Experiential training is a teaching and learning methodology. Traditionally, even at school, the methodology is that teachers transfer notions in a fontal lesson and the students only experiment with what they have learnt after that. Experiential learning works the other way around. First the experience, then the analysis. Initial activities include team building, team working and outdoor experiences. Then participants analyse what worked and what didn’t, what could have been done differently, and identify new behavioural strategies for the following activity and professional context. It’s a process of de- and re-construction in which, rather than being the fulcrum, experience is the means for observing and understanding. De-briefing is central and the way it is conducted leads to understanding and change.”

Once you discovered this passion, how did you cultivate it?

“First, I resigned from the agency. Then, a series of opportunities and circumstances allowed me to save what I needed to seriously invest in training. I got a VAT number in 2012 and those who would then become my mentors, identified the skills and attitudes to match my profession and literally took me on.”

How important are leadership and mentorship in our professional careers?
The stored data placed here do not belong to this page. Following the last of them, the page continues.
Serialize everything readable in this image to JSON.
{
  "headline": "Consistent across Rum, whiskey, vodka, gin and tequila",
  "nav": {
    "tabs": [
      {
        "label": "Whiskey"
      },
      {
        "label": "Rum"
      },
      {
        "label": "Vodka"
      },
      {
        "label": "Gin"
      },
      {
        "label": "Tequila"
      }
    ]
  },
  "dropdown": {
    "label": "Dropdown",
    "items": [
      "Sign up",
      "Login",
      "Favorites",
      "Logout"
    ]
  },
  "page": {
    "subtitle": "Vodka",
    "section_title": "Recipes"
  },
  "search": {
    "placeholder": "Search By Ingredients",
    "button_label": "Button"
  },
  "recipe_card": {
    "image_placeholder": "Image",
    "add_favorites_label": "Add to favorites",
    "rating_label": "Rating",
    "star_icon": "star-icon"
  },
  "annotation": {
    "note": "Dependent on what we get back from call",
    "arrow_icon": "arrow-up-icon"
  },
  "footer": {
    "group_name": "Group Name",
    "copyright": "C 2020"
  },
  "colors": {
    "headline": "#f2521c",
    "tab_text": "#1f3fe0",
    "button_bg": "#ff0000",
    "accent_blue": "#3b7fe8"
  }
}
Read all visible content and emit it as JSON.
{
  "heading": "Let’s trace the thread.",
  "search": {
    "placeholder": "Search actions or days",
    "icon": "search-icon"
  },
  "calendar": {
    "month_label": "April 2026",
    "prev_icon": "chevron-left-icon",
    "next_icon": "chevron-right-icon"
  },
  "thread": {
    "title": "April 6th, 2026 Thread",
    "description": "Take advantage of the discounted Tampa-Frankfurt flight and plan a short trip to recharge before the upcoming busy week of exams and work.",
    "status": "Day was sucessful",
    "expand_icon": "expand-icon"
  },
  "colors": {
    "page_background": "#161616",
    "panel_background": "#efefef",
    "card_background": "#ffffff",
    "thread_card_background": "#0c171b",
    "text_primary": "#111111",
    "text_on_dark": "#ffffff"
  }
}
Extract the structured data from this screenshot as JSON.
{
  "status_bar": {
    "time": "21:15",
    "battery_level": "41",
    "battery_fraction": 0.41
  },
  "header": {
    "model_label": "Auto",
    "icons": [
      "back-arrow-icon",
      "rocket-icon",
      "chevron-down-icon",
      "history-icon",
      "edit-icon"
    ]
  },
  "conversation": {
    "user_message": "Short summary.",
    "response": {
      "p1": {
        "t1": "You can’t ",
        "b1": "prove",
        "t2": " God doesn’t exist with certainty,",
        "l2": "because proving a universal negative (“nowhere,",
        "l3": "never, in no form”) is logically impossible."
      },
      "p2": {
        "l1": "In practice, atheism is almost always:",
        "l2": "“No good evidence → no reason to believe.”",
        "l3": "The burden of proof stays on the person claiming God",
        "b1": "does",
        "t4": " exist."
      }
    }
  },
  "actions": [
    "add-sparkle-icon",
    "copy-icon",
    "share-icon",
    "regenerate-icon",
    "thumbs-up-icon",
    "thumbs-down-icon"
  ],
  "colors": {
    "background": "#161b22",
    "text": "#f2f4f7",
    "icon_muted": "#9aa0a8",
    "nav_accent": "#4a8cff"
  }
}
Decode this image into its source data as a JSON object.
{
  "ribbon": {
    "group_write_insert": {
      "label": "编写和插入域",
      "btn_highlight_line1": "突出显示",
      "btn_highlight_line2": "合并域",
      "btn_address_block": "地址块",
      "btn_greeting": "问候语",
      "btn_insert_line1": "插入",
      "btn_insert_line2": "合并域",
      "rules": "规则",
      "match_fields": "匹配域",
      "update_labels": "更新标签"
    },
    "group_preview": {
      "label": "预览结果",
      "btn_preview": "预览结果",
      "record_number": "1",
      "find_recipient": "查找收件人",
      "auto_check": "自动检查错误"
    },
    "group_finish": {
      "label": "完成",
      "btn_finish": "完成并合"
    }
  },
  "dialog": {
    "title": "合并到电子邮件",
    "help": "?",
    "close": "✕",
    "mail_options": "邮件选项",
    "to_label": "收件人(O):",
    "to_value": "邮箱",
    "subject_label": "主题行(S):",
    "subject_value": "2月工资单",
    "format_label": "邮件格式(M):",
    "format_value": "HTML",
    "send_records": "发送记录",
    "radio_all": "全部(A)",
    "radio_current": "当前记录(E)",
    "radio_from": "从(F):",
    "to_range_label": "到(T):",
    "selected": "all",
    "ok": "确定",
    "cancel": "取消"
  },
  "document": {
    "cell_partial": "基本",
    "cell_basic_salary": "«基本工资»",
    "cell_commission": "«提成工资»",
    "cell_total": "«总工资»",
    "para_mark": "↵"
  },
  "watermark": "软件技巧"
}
At first,  I had four mentors: two men and two women, each with their specific style of leadership. They showed me their work, shared their materials, brought me with them to see clients, and prepared me to face the market, before leaving me to my own devices. After four years, I understood that it was time to step out on my own, with immense gratitude. Whenever possible, we still collaborate. I have appreciated much about them, especially their ability to always stay a step behind, never wanting to be protagonists, but rather waiting for me to get it and be ready to step forward on my own.”

Did you ever have any doubts?

“No, since the day I left my job as an account manager, I brought everything forward with me. Looking back, I can say that every single activity was useful to the work I do today. And I’m very grateful about this.” 

One of the most important intuitions of my career?

“I understood the usefulness of content marketing in personal branding processes. Together with the professional use of LinkedIn, they are fundamental for my profession. At the beginning of my career, I got some clients from Twitter, or thanks to my self-built Internet site in 2012, before any of my colleagues had one. Then, I landed on LinkedIn, I discovered LinkedIn Top Voices, and understood the impact that this could have on my work. In September 2020, I dediced to work to become a Top Voice myself.  This gave me both credibility and visibility (and a new opportunity to reach out to prospective clients). With the help of Valerio Maria Murgolo, I launched into a profound reflection on what added value I wished to transmit to my readers. Now, everything I write, I do with those thoughts in mind. Why do I write? What do I wish to communicate and how? I believe that this is the right key to speak with and for people rather than at them. It allows you to change outlook and become a useful tool, rather than a guru. Describing oneself and what one does coherently and authentically. This attracts others, even if you are separated by a screen and many kilometres. This is also how I met my business partner, Enzo Passaro, with whom I created the Speaker Social Club”.

What does it mean to requalify or access the working world for the first time?

“The first thing is to have clear ideas, on one’s skills, soft and transferrable. I, for example, learned some external/internal communications techniques on client management and work organization, when I worked as a waitress. Then, one must be clear about one’s objective and how to reach it through a specific action plan. The plan must be coherent with one’s personality.”

A saying you think about when you are facing issues?

“My mantra, the words I always repeat when I think about what separates me from my goal is “I can do it and I will.